Claude 3.5 haiku is unfortunately an order of magnitude more expensive, hopefully they release a cheaper one and integrate it into claude-code for this purpose. (But what's smaller than a haiku? Claude Couplet?)

I also have a little script that concatenates the whole source code of a project into a giant XML-delimited blob. This is pretty useful for hobby projects where the whole thing fits in the 1M context window of GPT-4.1 or Gemini 2.5 Pro. I'll have one of those models read everything and produce a guide for some task that I'll then feed to Claude.

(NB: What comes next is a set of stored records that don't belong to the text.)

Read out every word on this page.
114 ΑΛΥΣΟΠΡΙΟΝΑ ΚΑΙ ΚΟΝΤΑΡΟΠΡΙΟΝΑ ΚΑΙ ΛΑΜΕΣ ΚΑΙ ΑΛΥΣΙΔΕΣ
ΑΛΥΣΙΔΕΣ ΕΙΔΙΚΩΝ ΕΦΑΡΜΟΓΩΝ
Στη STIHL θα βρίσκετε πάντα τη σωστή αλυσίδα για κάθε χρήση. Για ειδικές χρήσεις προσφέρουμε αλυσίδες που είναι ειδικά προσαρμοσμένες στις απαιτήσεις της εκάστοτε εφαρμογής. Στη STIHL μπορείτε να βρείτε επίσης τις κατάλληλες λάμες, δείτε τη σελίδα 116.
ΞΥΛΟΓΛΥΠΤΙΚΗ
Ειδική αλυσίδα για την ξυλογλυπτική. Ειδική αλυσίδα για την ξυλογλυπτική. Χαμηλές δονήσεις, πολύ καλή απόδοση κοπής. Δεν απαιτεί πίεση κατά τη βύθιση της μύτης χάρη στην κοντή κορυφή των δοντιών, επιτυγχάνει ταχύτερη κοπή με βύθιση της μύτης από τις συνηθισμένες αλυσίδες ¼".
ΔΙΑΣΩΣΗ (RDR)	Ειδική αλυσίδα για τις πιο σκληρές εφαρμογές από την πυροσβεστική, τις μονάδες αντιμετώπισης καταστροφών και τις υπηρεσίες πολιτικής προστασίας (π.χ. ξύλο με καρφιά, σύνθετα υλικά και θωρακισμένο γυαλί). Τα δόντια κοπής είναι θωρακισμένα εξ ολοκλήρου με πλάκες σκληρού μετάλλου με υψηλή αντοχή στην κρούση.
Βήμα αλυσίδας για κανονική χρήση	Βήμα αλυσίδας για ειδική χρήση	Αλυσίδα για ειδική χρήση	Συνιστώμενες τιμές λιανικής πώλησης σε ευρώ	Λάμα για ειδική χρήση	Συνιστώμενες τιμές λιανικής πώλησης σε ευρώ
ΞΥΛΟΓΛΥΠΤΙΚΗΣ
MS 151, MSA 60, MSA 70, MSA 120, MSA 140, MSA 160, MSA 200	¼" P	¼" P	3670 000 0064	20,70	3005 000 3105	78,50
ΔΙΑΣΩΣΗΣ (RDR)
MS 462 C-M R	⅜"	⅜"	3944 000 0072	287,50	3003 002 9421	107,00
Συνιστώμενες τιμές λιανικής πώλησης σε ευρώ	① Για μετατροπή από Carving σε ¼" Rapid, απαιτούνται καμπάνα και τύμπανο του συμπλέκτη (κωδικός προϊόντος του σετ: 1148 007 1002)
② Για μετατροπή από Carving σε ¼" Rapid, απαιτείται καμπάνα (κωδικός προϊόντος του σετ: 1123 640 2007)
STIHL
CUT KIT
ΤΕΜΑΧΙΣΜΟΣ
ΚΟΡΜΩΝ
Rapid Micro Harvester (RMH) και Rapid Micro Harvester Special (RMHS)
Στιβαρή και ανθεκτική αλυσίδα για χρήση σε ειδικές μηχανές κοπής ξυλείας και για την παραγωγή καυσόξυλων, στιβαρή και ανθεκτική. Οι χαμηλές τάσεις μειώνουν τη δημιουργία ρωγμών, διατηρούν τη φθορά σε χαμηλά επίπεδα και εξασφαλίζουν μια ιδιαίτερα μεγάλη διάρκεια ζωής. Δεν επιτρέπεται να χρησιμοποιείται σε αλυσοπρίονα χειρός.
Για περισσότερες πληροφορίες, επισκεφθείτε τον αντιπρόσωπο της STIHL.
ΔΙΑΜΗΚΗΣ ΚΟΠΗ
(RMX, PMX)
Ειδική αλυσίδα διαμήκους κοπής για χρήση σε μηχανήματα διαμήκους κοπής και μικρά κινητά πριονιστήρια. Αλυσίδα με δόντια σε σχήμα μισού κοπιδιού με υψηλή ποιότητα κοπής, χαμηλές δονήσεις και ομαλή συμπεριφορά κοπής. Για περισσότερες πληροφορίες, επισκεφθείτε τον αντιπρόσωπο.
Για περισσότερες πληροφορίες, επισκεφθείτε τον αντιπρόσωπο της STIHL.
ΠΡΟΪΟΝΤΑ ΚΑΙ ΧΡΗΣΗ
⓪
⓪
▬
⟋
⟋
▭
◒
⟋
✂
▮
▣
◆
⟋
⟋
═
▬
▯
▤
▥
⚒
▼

I do this much less since developing the "gather context" workflow above, but might do it more if it was built in with an ultra-cheap small model.

Closing thoughts

Everything in this post is basically just scaffolding to overcome the models not being smart enough yet. Or it's scaffolding to overcome the model not being self-aware of its own weaknesses.

Eventually, probably not too far from now, with the right agentic post-training, I think a program that looks not too different from this is just gonna be AGI:

while True:
    action = llm('''
        You are AGI
        Your goal is: {goal}
        Your REPL history is:
        {history}
        Output a command
        and I will `eval` it.
    ''')

    eval(action)

And the claude-code team knows this, as alluded to in this excellent interview.

Since they are Bitter Lesson-pilled, I expect they'll continue their trajectory of not adding much or any magic to claude-code, and this is why I love claude-code so much. It's a great, comprehensible, easy-to-hack toolkit.